If the Messager service is important, then why:

1) Microsoft had recommended to "disaable" it, before the Service Pack 2

2) does Service Pack 2 turn it off.

The point is that turning off the Messenger Service, while generally
harmless for the home consumer, won't do a bloody thing to protect the
PC from intrusion; it only turns off the warning signs.


--

Bruce Chambers

Help us help you:



You can have peace. Or you can have freedom. Don't ever count on having
both at once. - RAH

 

[Dr Teeth]

won't do a bloody thing to protect the
PC from intrusion

Who here said that it would?

--
Cheers,

Guy

** Stress - the condition brought about by having to
** resist the temptation to beat the living daylights
** out of someone who richly deserves it.

 

[Guest]

Thank you very much for your helpful responses. I will heed your advise and
look into beefing up my firewall protection. Currently I have firewall
software on my router and I run a current version of Norton on my pc. You are
right - apparently this isn't good enough.

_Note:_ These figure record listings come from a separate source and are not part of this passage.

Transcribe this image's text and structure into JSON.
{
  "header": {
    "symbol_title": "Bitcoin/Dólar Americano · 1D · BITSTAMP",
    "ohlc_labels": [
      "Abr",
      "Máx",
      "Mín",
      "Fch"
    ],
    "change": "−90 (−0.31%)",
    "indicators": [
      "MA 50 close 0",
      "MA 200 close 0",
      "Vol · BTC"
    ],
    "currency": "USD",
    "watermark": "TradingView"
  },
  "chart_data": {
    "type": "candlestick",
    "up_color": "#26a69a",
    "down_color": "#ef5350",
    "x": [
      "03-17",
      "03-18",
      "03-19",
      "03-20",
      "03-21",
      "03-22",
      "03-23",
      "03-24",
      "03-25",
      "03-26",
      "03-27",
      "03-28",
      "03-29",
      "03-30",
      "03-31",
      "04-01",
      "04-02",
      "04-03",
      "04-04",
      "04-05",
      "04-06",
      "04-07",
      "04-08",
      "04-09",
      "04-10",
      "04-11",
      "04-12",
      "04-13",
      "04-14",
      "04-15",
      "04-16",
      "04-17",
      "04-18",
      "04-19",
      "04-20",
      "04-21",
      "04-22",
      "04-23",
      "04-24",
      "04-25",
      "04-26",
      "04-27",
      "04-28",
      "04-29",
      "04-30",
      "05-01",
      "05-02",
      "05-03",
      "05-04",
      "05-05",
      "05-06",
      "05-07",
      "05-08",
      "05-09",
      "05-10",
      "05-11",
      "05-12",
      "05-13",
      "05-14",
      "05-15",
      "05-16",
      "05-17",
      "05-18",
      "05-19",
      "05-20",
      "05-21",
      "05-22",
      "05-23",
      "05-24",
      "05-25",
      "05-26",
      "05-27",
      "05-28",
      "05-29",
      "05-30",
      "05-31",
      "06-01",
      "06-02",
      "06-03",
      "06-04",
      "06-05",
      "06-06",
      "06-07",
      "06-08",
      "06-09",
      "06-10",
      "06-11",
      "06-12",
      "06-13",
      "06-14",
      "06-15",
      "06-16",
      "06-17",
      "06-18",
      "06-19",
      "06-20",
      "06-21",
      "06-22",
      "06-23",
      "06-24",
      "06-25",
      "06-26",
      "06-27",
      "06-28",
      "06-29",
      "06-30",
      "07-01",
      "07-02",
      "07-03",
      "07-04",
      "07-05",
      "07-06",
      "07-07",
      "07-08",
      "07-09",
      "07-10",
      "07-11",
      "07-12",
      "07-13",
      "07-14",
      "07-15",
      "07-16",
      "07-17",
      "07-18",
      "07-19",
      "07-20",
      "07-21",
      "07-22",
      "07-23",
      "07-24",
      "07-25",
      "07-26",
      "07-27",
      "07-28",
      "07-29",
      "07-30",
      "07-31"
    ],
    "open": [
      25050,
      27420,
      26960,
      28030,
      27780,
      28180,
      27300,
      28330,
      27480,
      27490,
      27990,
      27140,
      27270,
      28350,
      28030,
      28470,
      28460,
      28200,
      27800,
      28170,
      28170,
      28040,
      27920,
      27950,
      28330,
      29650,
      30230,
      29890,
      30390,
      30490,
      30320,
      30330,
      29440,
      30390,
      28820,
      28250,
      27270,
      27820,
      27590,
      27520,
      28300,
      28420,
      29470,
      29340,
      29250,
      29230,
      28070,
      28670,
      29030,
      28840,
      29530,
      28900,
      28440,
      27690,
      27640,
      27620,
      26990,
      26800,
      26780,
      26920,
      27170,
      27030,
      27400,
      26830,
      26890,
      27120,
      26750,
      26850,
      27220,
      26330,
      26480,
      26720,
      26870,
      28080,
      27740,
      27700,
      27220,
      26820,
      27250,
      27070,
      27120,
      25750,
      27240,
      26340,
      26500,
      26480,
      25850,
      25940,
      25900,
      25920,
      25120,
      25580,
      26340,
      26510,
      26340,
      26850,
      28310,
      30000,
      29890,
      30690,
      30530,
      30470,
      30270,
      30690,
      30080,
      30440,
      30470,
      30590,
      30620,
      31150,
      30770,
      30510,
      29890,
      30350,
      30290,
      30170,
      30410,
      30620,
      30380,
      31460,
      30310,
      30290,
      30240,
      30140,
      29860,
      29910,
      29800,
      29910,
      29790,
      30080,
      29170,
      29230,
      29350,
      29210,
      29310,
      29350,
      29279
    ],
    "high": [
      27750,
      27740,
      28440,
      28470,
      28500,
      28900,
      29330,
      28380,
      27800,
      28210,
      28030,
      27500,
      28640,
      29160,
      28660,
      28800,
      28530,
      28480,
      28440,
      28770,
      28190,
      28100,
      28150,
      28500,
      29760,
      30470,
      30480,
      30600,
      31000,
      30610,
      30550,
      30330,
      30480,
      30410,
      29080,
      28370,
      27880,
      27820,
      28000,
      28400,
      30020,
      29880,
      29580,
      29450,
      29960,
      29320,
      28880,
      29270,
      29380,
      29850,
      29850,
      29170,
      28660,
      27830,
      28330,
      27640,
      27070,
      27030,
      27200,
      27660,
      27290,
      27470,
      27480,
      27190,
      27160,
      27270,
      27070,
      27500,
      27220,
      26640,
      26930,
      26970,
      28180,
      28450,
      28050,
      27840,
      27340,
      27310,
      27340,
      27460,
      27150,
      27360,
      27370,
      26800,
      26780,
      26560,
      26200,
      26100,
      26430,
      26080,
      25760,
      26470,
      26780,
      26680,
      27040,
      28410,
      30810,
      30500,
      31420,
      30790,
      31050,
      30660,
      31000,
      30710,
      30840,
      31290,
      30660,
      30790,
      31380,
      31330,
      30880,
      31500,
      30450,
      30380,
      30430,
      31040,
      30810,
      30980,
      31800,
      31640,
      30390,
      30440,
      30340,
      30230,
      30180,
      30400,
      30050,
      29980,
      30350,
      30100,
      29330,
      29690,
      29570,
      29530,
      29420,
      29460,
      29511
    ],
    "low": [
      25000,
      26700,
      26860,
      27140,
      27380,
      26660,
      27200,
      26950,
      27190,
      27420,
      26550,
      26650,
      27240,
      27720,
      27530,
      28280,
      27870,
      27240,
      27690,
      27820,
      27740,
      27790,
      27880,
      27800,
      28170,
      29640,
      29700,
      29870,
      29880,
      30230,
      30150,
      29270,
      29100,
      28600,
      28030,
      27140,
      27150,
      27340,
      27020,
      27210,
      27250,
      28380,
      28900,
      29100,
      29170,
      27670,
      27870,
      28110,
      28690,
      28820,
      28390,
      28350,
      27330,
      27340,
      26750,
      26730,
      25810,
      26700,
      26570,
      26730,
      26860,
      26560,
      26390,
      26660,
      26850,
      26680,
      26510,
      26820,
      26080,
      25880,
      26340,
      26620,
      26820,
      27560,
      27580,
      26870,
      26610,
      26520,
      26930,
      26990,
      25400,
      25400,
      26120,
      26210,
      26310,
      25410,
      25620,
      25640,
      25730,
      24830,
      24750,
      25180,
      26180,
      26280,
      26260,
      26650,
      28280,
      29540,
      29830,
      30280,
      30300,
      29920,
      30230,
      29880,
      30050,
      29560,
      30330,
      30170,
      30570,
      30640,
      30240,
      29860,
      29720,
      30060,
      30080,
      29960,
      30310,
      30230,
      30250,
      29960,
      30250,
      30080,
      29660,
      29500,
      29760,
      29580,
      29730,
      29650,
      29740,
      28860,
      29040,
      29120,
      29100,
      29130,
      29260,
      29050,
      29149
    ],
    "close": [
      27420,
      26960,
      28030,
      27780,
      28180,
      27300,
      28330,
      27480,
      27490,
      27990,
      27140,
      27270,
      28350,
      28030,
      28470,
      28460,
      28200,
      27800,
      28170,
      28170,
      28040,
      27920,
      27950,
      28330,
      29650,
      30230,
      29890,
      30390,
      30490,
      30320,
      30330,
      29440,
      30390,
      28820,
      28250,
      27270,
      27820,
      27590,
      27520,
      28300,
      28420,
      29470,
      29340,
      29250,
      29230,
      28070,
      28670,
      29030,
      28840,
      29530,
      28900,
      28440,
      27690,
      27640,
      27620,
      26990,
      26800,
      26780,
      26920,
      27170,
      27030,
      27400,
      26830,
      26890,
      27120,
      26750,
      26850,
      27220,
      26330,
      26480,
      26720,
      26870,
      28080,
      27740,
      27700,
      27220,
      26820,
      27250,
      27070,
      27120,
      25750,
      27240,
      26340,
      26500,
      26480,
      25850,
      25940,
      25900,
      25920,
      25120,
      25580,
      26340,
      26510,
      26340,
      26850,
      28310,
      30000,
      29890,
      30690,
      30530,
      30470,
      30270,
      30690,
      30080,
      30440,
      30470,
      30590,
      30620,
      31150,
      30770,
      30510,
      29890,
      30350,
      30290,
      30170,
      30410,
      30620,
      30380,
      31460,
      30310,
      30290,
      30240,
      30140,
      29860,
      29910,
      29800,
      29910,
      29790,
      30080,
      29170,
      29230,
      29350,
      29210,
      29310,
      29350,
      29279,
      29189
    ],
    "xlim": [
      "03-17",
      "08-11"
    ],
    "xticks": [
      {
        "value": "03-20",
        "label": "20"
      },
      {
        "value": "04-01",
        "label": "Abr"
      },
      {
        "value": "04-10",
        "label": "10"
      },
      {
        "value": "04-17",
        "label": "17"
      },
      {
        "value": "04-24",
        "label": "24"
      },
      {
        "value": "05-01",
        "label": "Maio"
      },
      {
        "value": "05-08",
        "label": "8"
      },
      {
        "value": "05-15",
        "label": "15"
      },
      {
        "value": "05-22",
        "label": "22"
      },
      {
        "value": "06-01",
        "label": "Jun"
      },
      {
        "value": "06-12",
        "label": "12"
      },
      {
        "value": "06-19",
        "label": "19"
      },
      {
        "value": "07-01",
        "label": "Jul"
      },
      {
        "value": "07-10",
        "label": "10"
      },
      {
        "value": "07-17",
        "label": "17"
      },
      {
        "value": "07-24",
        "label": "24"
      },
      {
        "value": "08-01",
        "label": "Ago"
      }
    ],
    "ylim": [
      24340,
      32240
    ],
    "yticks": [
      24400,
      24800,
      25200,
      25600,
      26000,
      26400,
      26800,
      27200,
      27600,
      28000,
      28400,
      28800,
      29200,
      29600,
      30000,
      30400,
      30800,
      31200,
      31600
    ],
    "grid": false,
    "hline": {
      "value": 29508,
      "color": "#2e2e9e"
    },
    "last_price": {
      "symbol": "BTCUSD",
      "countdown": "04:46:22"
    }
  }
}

Not sure I understood all of the directions that were generously offered;
but, I printed it off and will slowly step through them. Bruce and Richard
- you are especially generous to have responded with such detailed help.
Thank you.

 

[Richard Urban [MVP]]

You're welcome!

--
Regards,

Richard Urban
Microsoft MVP Windows Shell/User

Quote from: George Ankner
"If you knew as much as you thought you know,
You would realize that you don't know what you thought you knew!"